El espíritu poderosamente ideológico y comprometido de ese particular segmento de la historia del cine -y de toda la filmografía en general de los fallecidos Godard y Straub- reverbera de diferentes maneras en el cine de corto y largo metraje que hemos visto en L’Alternativa; de hecho, quizás se pueda decir eso de cualquier edición del certamen pero, en esta última, parece haber brillado con una luz especial la dimensión política de las imágenes. De una manera muy evidente en títulos como Armotonta menoa – Hoivatyön lauluja (Susanna Helke), algo así como una variación finlandesa de Un chambre en ville, o en Geographies of Solitude (Jacquelyn Mills) y Matter Out of Place (Nikolaus Geyrhalter), sobrios pero nítidos discursos ecologistas vehiculados a través de una apuesta cinematográfica marcadamente observacional. En ese aspecto, los filmes de Mills y Geryhalter coinciden con GES-2 (Nastia Korkia), una película que evoluciona sutilmente de lo contemplativo a lo ensayístico. A partir de un motivo sencillo, la filmación de unas obras de restauración en Moscú para convertir una vieja planta industrial en museo de arte contemporáneo, Korkia nos invita a reflexionar sobre la generación del gesto artístico, lo que hace que algo -cualquier cosa, las imágenes del propio film, un objeto en mitad de un espacio…-, adquiera la condición de arte o, al menos, nos invite a la reflexión o a la retórica. A su manera, juega en el mismo terreno que el Ruben Östlund de The Square pero logra ser más incisiva con mucho menos aparataje.

Europa o la desolación

Dejar respirar a las imágenes, y al espectador con ellas, es a fin de cuentas un gesto poderosamente político, y por eso el cine de Ulrich Seidl parte de planos quietos y frontales para avanzar hacia relatos terroríficos, retratos implacables, pesadillas a la vez hiperrealistas y fantasiosas acerca de una Europa contemporánea convertida en páramo de desolación. Sparta confirma la profundidad de su mirada, devastadora y humanista al unísono, así como la honda raigambre de su cine, que parece sumamente original pero no es para nada un objeto aislado: relatándonos las andanzas de un pederasta austriaco en Rumanía que lucha contra su pulsión a la vez que la alimenta, Seidl nos recuerda por momentos al Fritz Lang de M – Eine Stadt sucht einen Mörder o al Luchino Visconti de Morte a Venezia y de La caduta degli dei.
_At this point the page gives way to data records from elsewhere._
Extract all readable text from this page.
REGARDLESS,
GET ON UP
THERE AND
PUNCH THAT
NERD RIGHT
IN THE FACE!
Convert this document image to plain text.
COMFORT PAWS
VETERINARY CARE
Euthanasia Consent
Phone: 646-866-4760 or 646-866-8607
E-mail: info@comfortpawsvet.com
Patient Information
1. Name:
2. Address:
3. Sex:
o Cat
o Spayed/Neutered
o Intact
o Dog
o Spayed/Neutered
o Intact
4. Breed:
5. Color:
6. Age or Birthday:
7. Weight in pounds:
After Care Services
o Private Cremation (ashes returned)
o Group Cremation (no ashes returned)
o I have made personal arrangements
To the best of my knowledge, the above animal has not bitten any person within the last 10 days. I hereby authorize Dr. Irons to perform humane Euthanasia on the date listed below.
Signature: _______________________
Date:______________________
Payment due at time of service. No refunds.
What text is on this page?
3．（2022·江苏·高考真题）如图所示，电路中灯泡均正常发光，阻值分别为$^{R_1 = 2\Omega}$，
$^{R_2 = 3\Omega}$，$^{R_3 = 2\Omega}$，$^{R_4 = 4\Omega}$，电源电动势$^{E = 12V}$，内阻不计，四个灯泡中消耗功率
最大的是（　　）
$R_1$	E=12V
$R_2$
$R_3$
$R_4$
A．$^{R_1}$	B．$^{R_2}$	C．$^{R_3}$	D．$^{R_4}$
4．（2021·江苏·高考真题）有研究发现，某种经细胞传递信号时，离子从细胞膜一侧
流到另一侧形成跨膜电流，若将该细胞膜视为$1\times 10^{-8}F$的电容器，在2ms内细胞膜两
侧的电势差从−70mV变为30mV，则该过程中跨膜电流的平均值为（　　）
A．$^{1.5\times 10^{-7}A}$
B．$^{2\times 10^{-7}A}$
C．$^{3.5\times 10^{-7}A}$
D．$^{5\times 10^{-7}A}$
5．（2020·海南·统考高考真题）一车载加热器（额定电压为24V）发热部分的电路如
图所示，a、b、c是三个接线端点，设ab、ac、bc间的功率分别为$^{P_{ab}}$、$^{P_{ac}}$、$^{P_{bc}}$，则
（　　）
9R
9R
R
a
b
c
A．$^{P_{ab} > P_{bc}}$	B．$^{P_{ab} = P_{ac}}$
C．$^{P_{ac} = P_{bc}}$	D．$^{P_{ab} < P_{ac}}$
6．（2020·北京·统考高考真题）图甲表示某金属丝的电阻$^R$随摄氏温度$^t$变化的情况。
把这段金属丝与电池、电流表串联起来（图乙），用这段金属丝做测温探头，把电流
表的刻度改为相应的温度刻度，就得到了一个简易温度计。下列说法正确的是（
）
Y, además, viendo el cine de Seidl (también hemos podido rescatar en L’Alternativa Mit Verlust ist zu rechnen, un título de 1992 cuyas conexiones con Sparta son interesantísimas), parece que la pesada presencia de los horrores de la Segunda Guerra Mundial subsista calladamente bajo la tierra helada de Centroeuropa. Algo que sospechamos también al ver Eo, última realización de Jerzy Skolimowski, en la que sentimos la germinación de un nuevo fascismo a lo largo de un trayecto por las mismas tierras que fueron un día escenario de la solución final; el film, de hecho, termina con lo que parece una alusión directa a la maquinaria exterminadora de Auschwitz-Birkenau. Antes, la epopeya del protagonista, un burrito que va cambiando de manos a lo largo del metraje, no nos recuerda tanto al Robert Bresson de Au hasard Balthazar como al Charles Dickens de Oliver Twist o David Copperfield. El cine de L’Alternativa, así pues, no sólo es observacional sino que recoge también las derivaciones de una rica tradición narrativa que se manifiesta en detalles como el aliento dickensiano de Eo o la maestría con la que Sparta maneja los mimbres del guion clásico cinematográfico, un mecanismo poco evidente pero presente entre líneas.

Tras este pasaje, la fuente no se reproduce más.